My Carbon Footprint

I have just spent a fascinating hour calculating my personal carbon footprint. I used the calculator provided by the Royal Society of Arts (RSA) on its CarbonLimited website supporting its campaign for all of us to take responsibility for our personal carbon emissions and then find ways to reduce them. The website link is , and I commend it (and the RSA) to everyone. 

The Walkington family lives in an old and quite large listed building with original 150-year-old windows which leak heat when the shutters aren’t closed at night.

Worse, we have three children who pay lip service to environmental concern but never switch lights off or shut down their computers when not in use and believe baths are there to be filled to the brim. On the plus side, we don’t have a tumble dryer, my children either walk or bus to school, we walk to our local shops and I walk to the station. We have a very efficient condensing boiler, a fair amount of loft insulation though it probably needs to be upgraded, and I drive a little green diesel car when I am not walking or cycling.

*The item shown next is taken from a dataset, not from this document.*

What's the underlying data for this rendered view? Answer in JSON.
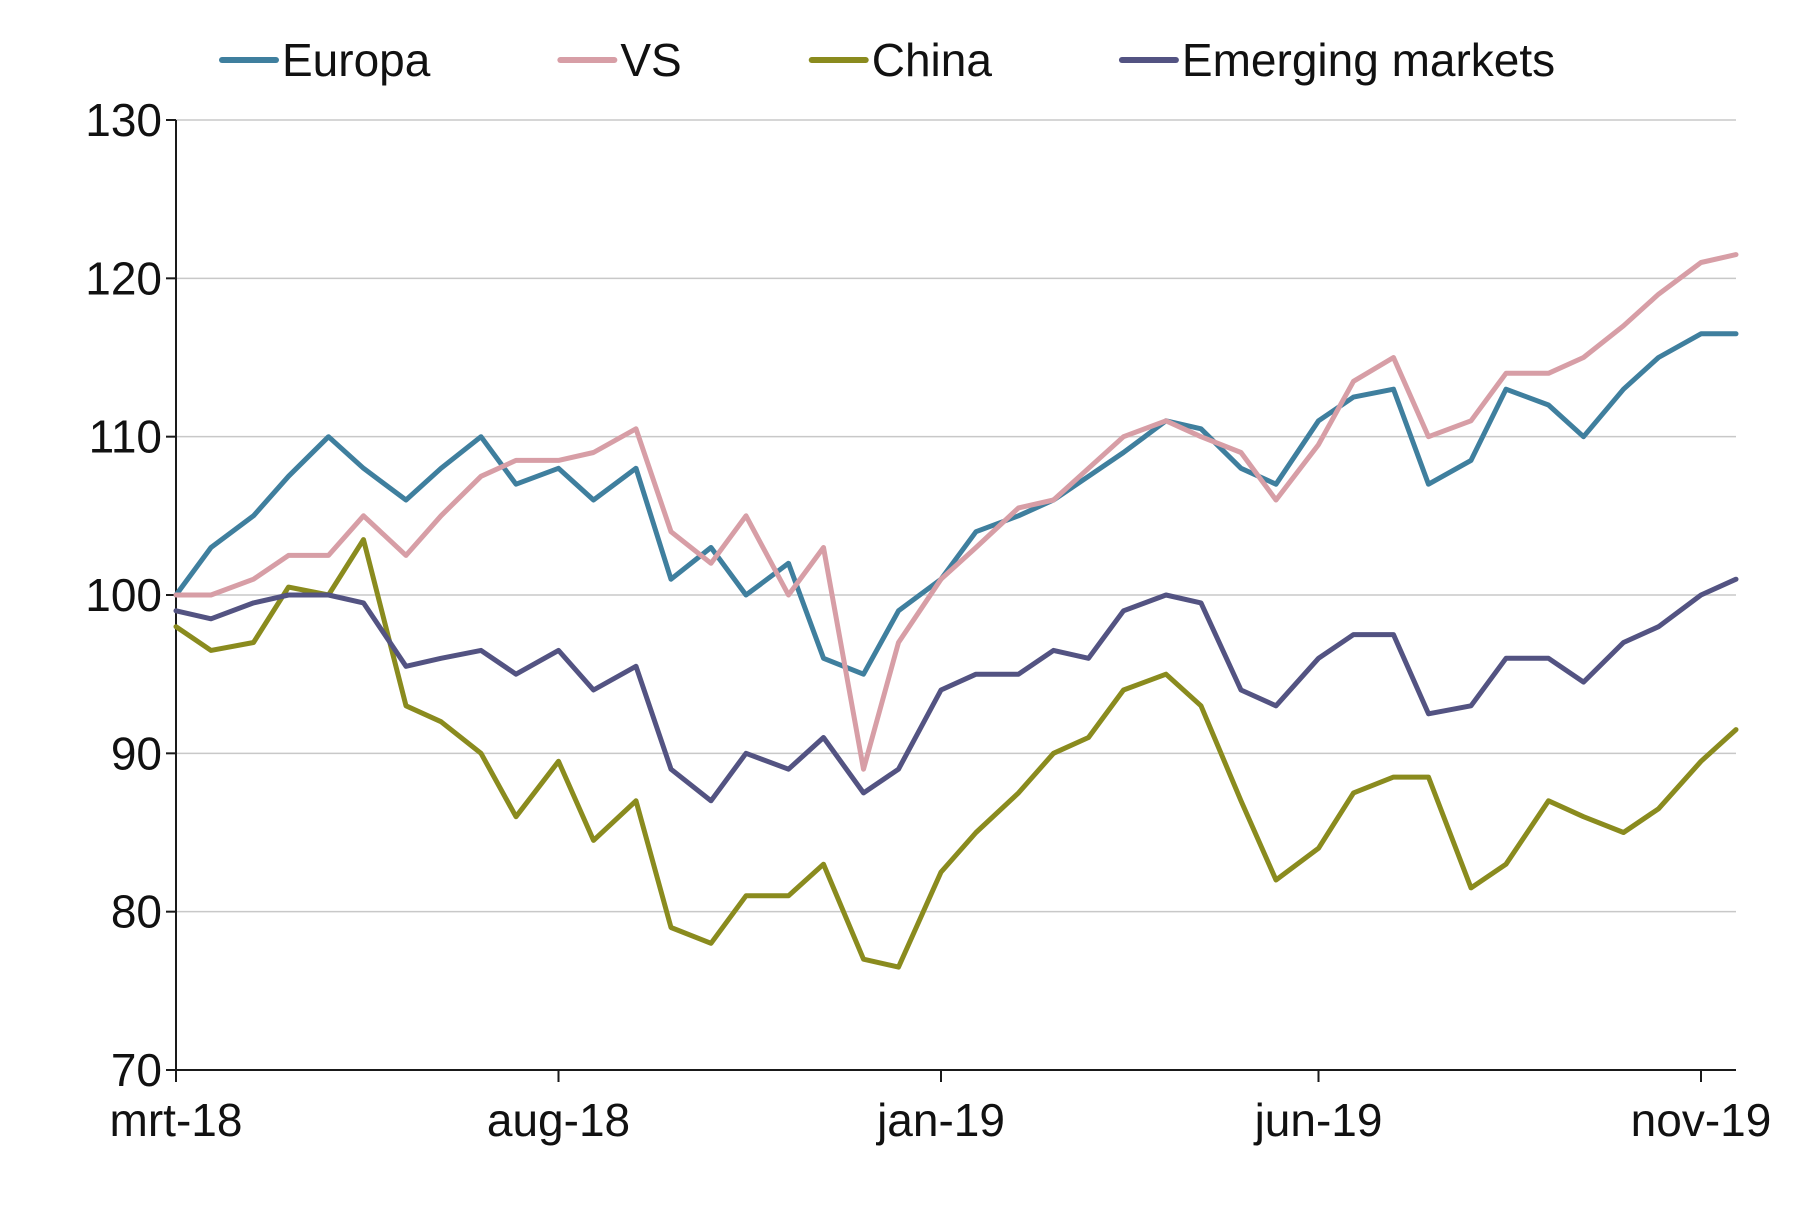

Taking our actual gas and electricity bills, and assuming a personal annual car mileage of 9,000 miles and no family flights (we drove across Europe last year for our annual holiday, and I only made two short-haul business trips), I ended up with a carbon footprint of just under 10 tons – divide this by the 5 members of the Walkington household and it comes to under two tonnes per household member.

We can also point out that the house serves as my wife’s and my joint office so we are there with staff during the day which will add to the heating and lighting bill. But I am sure there is far more we can and should be doing to lessen our impact! I am going to audit myself once a year to assess progress.